If you're playing along at home, you'll notice that query never completes and you'll need to Ctrl + c your way of it. That's because each time the recursive part of the query is run, rows are returned. So it never reaches an end condition.

We can combat this problem by using UNION instead of UNION ALL to discards duplicate rows:

WITH RECURSIVE top_category AS (
SELECT id, name, parent_id
FROM category WHERE id = 3
UNION
SELECT category.id, category.name, category.parent_id
FROM category
JOIN top_category ON (top_category.parent_id = category.id)
)
SELECT * FROM top_category;


Now when the query goes to join the Shoes row with Nike Air, it finds a duplicate row, since we are discarding dupe, there's nothing left to join so we return. Voilà:

 id |     name     | parent_id
----+--------------+-----------
3 | Rebook Pumps |         2
2 | Sports       |         1
1 | Shoes        |         3
(3 rows)


Now you may or may not be asking, how does it actually work under the hood?
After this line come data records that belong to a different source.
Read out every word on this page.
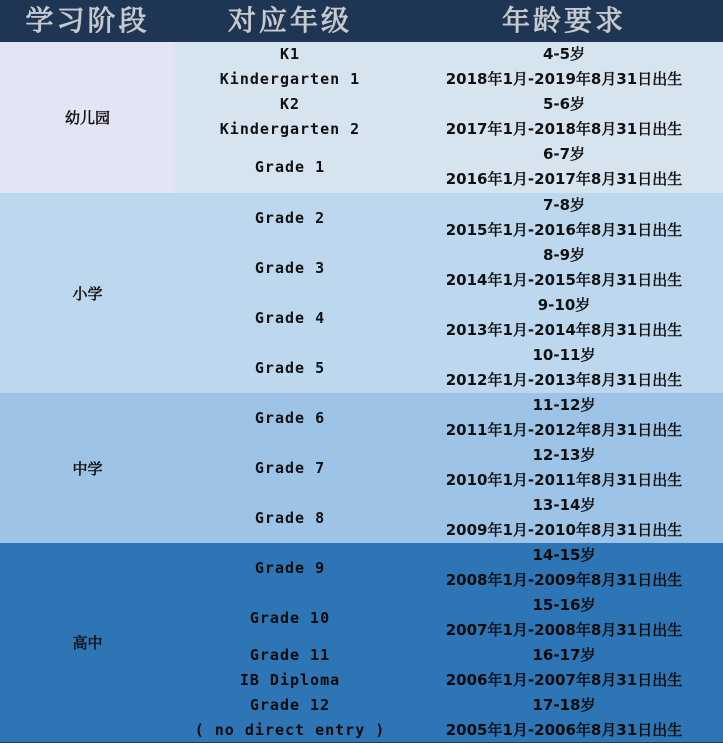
学习阶段	对应年级	年龄要求
幼儿园
K1
Kindergarten 1
4-5岁
2018年1月-2019年8月31日出生
K2
Kindergarten 2
5-6岁
2017年1月-2018年8月31日出生
Grade 1
6-7岁
2016年1月-2017年8月31日出生
小学
Grade 2
7-8岁
2015年1月-2016年8月31日出生
Grade 3
8-9岁
2014年1月-2015年8月31日出生
Grade 4
9-10岁
2013年1月-2014年8月31日出生
Grade 5
10-11岁
2012年1月-2013年8月31日出生
中学
Grade 6
11-12岁
2011年1月-2012年8月31日出生
Grade 7
12-13岁
2010年1月-2011年8月31日出生
Grade 8
13-14岁
2009年1月-2010年8月31日出生
高中
Grade 9
14-15岁
2008年1月-2009年8月31日出生
Grade 10
15-16岁
2007年1月-2008年8月31日出生
Grade 11
IB Diploma
16-17岁
2006年1月-2007年8月31日出生
Grade 12
( no direct entry )
17-18岁
2005年1月-2006年8月31日出生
If you're in the former camp, read on...

### Understand (very loosely) how it works

Let's try to understand what's going on here, according to the docs. This isn't me deep diving into the Postgres code base, so it could very well be wrong, but hopefully it's a close enough approximation.

We have already determined that the first step in evaluating recursive queries is to deal with the non-recursive term. According to the docs, the output of this query is place onto a table called the "working table". This output is also appending to our results. So we have 2 data structures that looks like this:

Results                         Working table
-----------------------------   --------------------------------

3   Reebok Pumps   2            3   Reebok Pumps   2


Next, we evaluate the recursive term against the working table, which in this case is SELECT category.id, category.name, category.parent_id FROM category JOIN top_category ON (category.id = top_category.parent_id). Effectively we're saying "get a thing from category which can be joined against our working table". So, we fetch the sports category. This time we add the results to a table called the "intermediate table". Okay, so now we have 3 structure that look like this:

Results                         Working table                     Intermediate table
-----------------------------   --------------------------------  --------------------

3   Reebok Pumps   2            3   Reebok Pumps   2              2   Sports   1


Then the contents of the intermediate table replace the working table and are appended to our results. So our tables look like this:

Results                         Working table                     Intermediate table
-----------------------------   --------------------------------  --------------------

3   Reebok Pumps   2            2   Sports     1
2   Sports         1


Then we keep following this process until there is nothing to replace into our working table.